More Than One Massacre
Authorities say Mikazz encouraged several violent attacks, including the Sapopemba massacre and three other attempted school massacres in Brazil that were foiled by police. In these cases, teenagers from Minas Gerais, Espírito Santo, and another girl from Sapopemba were found armed with knives. The indictment claims that Mikazz incited all four attacks to raise the profile of his extremist group. He gave detailed instructions to the Sapopemba shooter, including how to position the camera to maximize the visual impact for viewers.
Drop in Attacks
Although Brazil has curbed the rise in physical attacks, it continues to face challenges in dealing with digital threats and content glorifying school attackers. A new study by the Brazilian Public Security Forum, in partnership with data firm Timelens, reveals a 360% increase in social media posts threatening schools between 2021 and 2025. The number of current attacks dropped to five in 2024, compared to 12 in 2023 and 10 in 2022. In all cases, the aggressor was male.
Social Media
The survey confirms an existing concern among experts: hate speech that was once limited to the deep web is now increasingly surfacing on mainstream social media platforms. In 2023, 90% of posts with this type of content were on the deep web. So far in 2025, this share has dropped to 78%, indicating greater public visibility for such extremist content.
Increase in Praise
The study also warns that 2025 may reach a record high in hateful posts targeting students, teachers, and schools. In 2024, there were 105,000 such posts, and by 21 May of this year, 88,000 had already been recorded. The glorification of school attackers is also on the rise: in 2021, during the Realengo massacre, just 0.2% of online comments praised the perpetrator. In 2025, that figure soared to 21%. In Brazil’s most recent school attack, a 14-year-old girl was killed by a classmate in Minas Gerais. Following the incident, 27.1% of social media comments were favorable toward the attacker.
Analysis:
The Sapopemba school shooting and its digital orchestration from abroad expose a growing threat in Brazil: the fusion of real-world violence with online radicalization networks.

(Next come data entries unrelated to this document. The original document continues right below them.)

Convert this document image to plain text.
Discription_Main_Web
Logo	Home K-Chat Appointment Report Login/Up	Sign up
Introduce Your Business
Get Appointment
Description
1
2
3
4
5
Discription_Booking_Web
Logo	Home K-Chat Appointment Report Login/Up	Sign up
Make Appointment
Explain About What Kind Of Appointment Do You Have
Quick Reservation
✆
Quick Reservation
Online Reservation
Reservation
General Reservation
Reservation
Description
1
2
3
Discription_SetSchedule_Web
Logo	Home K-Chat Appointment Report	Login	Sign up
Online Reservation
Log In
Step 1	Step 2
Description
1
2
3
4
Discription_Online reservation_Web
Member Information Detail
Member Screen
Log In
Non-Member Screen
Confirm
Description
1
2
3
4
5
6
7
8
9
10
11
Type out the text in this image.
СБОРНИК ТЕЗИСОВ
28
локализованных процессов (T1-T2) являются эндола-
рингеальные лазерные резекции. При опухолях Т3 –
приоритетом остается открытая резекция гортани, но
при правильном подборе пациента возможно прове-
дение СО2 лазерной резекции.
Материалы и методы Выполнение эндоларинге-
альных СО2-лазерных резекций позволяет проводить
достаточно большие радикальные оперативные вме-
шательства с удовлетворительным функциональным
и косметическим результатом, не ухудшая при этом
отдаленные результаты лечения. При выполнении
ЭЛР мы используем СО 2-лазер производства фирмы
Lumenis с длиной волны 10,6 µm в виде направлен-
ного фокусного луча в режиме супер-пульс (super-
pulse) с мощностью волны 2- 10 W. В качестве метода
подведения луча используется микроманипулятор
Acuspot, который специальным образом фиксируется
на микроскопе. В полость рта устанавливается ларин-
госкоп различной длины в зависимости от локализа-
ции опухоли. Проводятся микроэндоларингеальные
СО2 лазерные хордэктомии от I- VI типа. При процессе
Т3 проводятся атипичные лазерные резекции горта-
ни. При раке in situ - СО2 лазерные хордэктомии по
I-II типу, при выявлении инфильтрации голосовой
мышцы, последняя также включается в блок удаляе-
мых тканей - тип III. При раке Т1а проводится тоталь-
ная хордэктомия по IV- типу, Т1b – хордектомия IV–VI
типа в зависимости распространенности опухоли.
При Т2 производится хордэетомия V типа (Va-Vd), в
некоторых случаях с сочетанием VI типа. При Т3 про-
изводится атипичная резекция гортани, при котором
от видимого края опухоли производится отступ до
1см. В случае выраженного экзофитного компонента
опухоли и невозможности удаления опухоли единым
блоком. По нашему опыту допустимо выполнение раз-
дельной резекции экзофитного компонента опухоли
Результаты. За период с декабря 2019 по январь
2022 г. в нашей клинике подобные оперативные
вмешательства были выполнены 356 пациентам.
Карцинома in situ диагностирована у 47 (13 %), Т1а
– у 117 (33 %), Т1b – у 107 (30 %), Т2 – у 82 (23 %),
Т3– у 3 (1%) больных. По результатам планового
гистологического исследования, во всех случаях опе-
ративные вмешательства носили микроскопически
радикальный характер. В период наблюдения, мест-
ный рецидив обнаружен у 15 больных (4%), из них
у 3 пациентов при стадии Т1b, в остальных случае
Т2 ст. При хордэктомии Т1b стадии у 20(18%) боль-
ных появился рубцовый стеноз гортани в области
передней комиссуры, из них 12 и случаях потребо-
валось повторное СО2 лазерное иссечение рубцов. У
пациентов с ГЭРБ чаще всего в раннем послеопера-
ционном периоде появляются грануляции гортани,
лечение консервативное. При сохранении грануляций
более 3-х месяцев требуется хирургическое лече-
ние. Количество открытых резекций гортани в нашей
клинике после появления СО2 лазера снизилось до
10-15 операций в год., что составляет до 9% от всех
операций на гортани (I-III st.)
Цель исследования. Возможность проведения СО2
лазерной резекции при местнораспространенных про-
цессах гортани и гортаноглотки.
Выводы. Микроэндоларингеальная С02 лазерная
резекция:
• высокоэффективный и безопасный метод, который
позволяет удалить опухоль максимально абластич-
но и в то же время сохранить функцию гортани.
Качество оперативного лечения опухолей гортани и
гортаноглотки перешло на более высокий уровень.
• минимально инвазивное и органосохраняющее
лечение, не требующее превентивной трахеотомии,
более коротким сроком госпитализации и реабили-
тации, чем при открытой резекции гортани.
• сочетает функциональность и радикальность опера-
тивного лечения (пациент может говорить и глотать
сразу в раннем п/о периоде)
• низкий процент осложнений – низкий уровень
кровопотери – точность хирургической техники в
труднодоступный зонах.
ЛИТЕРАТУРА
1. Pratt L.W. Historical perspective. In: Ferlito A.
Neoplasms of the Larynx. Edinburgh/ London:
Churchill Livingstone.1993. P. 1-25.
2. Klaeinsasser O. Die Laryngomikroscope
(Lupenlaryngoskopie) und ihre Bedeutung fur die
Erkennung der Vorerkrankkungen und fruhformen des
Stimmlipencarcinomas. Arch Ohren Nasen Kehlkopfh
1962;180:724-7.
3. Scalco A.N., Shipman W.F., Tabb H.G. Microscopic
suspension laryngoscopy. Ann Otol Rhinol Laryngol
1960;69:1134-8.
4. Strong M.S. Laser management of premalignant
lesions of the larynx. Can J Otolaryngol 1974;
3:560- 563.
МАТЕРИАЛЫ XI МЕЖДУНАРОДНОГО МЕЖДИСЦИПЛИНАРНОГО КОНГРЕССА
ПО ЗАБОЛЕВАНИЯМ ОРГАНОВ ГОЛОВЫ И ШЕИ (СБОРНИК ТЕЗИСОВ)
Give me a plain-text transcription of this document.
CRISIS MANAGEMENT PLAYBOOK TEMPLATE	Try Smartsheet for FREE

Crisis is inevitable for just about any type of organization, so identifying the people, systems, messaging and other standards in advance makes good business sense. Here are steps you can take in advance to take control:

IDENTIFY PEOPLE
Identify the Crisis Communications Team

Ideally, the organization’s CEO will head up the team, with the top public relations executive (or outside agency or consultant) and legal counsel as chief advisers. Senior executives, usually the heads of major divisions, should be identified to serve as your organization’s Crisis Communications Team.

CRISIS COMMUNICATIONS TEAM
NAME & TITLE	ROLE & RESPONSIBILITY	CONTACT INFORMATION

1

While the drop in physical school attacks suggests some success in prevention, the explosive growth of online threats and the normalization of hate speech among youth point to a shifting and deeply rooted problem.
What is most concerning is how extremist groups are evolving into digital communities that provide social reinforcement, instructions, and even live broadcasts of violent acts. The case of “Mikazz” and its influence over multiple foiled attacks in Brazil shows how quickly these ideologies spread and how effectively they recruit and manipulate vulnerable adolescents.